Missourı’deki Ferguson’da günlerdir sokaklara çıkan halkın isyanı, 18 yaşındaki siyahi gencin öldürülmesinden çok daha derine dayanıyor.

Siyahi gence 6 ırkçı kurşun
Siyahi gence 6 ırkçı kurşun
GİRİŞ 19.08.2014 00:16 GÜNCELLEME 19.08.2014 14:23
Bu Habere 3 Yorum Yapılmış

Bu olay, siyahiler için sadece bir patlama noktası... Banliyönün nüfusunun üçte ikisini oluşturan siyahiler, yıllardır ırkları nedeniyle polisin ‘eziyetine’ maruz kalmış. Kendi mahallelerinde suçlu muamelesi görenler şimdi adalet istiyor...

Milliyet Gazetesi Washington Temsilcisi Pınar Ersoy, ABD’de 18 yaşındaki siyahi genç Michael Brown’un polis tarafından 6 kurşunla öldürülmesinin ardından 1 haftadır sokaklarda polisle banliyö sakinlerinin yaşadığı Ferguson’a gitti.

Pazar günü protestoya kucağında küçük kızıyla gelen Klaude adlı göstericinin “Bizi daha önce de öldürdüler. Ama bu kez çok saygısızca yaptılar. Bu yüzden bu sefer farklı, bu yüzden insanlar bir haftadır sokakta'' dediğini aktaran Ersoy, “herkes gibi onun da dilinde pazar günü basına sızan otopsi raporu var. Kimse silahsız bir çocuğun bedeninden altı kurşun çıkmasına anlam veremiyor” görüşünü dile getirdi.   

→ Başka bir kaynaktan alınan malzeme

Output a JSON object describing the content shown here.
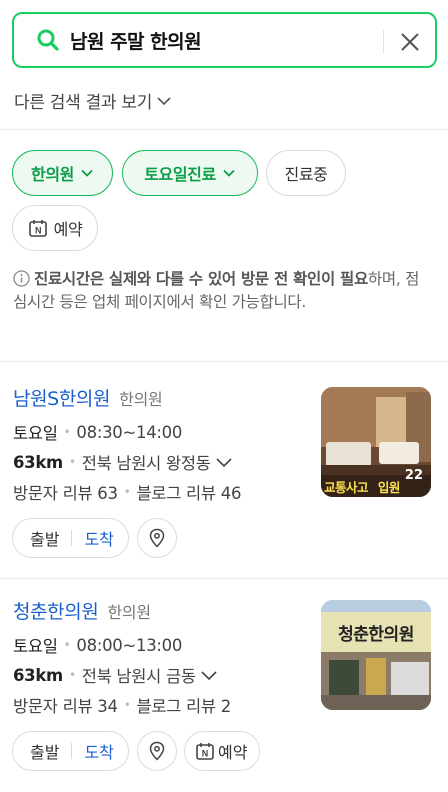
{
  "search": {
    "query": "남원 주말 한의원"
  },
  "other_results_label": "다른 검색 결과 보기",
  "filters": [
    {
      "label": "한의원",
      "active": true,
      "dropdown": true
    },
    {
      "label": "토요일진료",
      "active": true,
      "dropdown": true
    },
    {
      "label": "진료중",
      "active": false,
      "dropdown": false
    },
    {
      "label": "예약",
      "active": false,
      "dropdown": false,
      "icon": "naver-booking-icon"
    }
  ],
  "notice": {
    "bold": "진료시간은 실제와 다를 수 있어 방문 전 확인이 필요",
    "rest": "하며, 점심시간 등은 업체 페이지에서 확인 가능합니다."
  },
  "places": [
    {
      "name": "남원S한의원",
      "category": "한의원",
      "day": "토요일",
      "hours": "08:30~14:00",
      "distance": "63km",
      "address": "전북 남원시 왕정동",
      "visitor_reviews": "방문자 리뷰 63",
      "blog_reviews": "블로그 리뷰 46",
      "photo_count": "22",
      "photo_caption_1": "교통사고",
      "photo_caption_2": "입원",
      "depart_label": "출발",
      "arrive_label": "도착",
      "has_reservation": false
    },
    {
      "name": "청춘한의원",
      "category": "한의원",
      "day": "토요일",
      "hours": "08:00~13:00",
      "distance": "63km",
      "address": "전북 남원시 금동",
      "visitor_reviews": "방문자 리뷰 34",
      "blog_reviews": "블로그 리뷰 2",
      "photo_sign": "청춘한의원",
      "depart_label": "출발",
      "arrive_label": "도착",
      "reservation_label": "예약",
      "has_reservation": true
    }
  ],
  "colors": {
    "accent_green": "#19ce60",
    "link_blue": "#1a5fd1",
    "chip_green_text": "#0b9e48"
  }
}
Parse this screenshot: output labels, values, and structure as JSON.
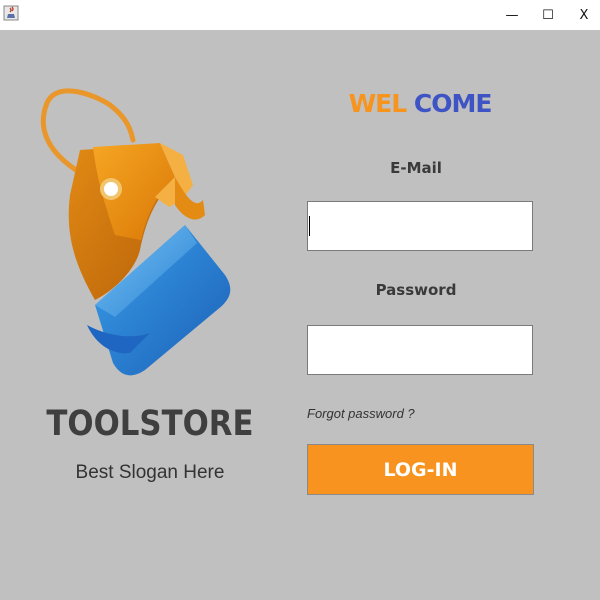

Ersoy, Ferguson’daki gördüklerini “Havanın aydınlık olduğu saatlerde eylem protestodan çok bir panayırı andırıyor. Bir yandan Brown’un ölümüyle özdeşleşen ‘Eller yukarı, vurmayın’ sloganını atıyorlar bir yandan dans ediyorlar. Arabalar korna çalarak West Florissant bulvarından geçiyor. Etrafta bedava yemek ve su dağıtılıyor. Bir köşede barbekü yapılıyor. Bazı aileler plaj sandalyeleriyle gelmiş, olup biteni piknik yaparak izliyorlar. Polisler coplarına dayanmış, memnuniyetsiz bir ifadeyle çevreye bakınıyor” sözleriyle aktardı.

Pınar Ersoy, Brown’un otopsi raporunun açıklanmasının ardından Ferguson’da gösterilerin büyüdüğünü belirterek, “Gündüz barışçıl geçen gösteriler, karanlık çöktükten sonra şiddetlendi. Gece yarısı yürürlüğe giren sokağa çıkma yasağına dört saat kala, çatışma çıktı. Saat 20.30 sularında göstericiler arasında patlayan silah sonucunda bir kadın yaralandı. Bunun üzerine ‘gösterilerin artık barışçıl olmadığını’ duyuran polis megafonlarla dağılmaları için protestoculara çağrı yapmaya başladı. Göstericilerin büyük kısmı dağılırken, 100 kişilik bir grup reddetti. Polis, göz yaşartıcı gaz kullanırken, göstericiler taş ve molotof kokteylleri ile karşılık verdi. Müdahalesi sonucunda, sokağa çıkma yasağı yürürlüğe girmeden yaklaşık bir saat önce tüm göstericiler dağıtıldı. Bu sırada bazı işletmelerde yağma olayları yaşandı” dedi.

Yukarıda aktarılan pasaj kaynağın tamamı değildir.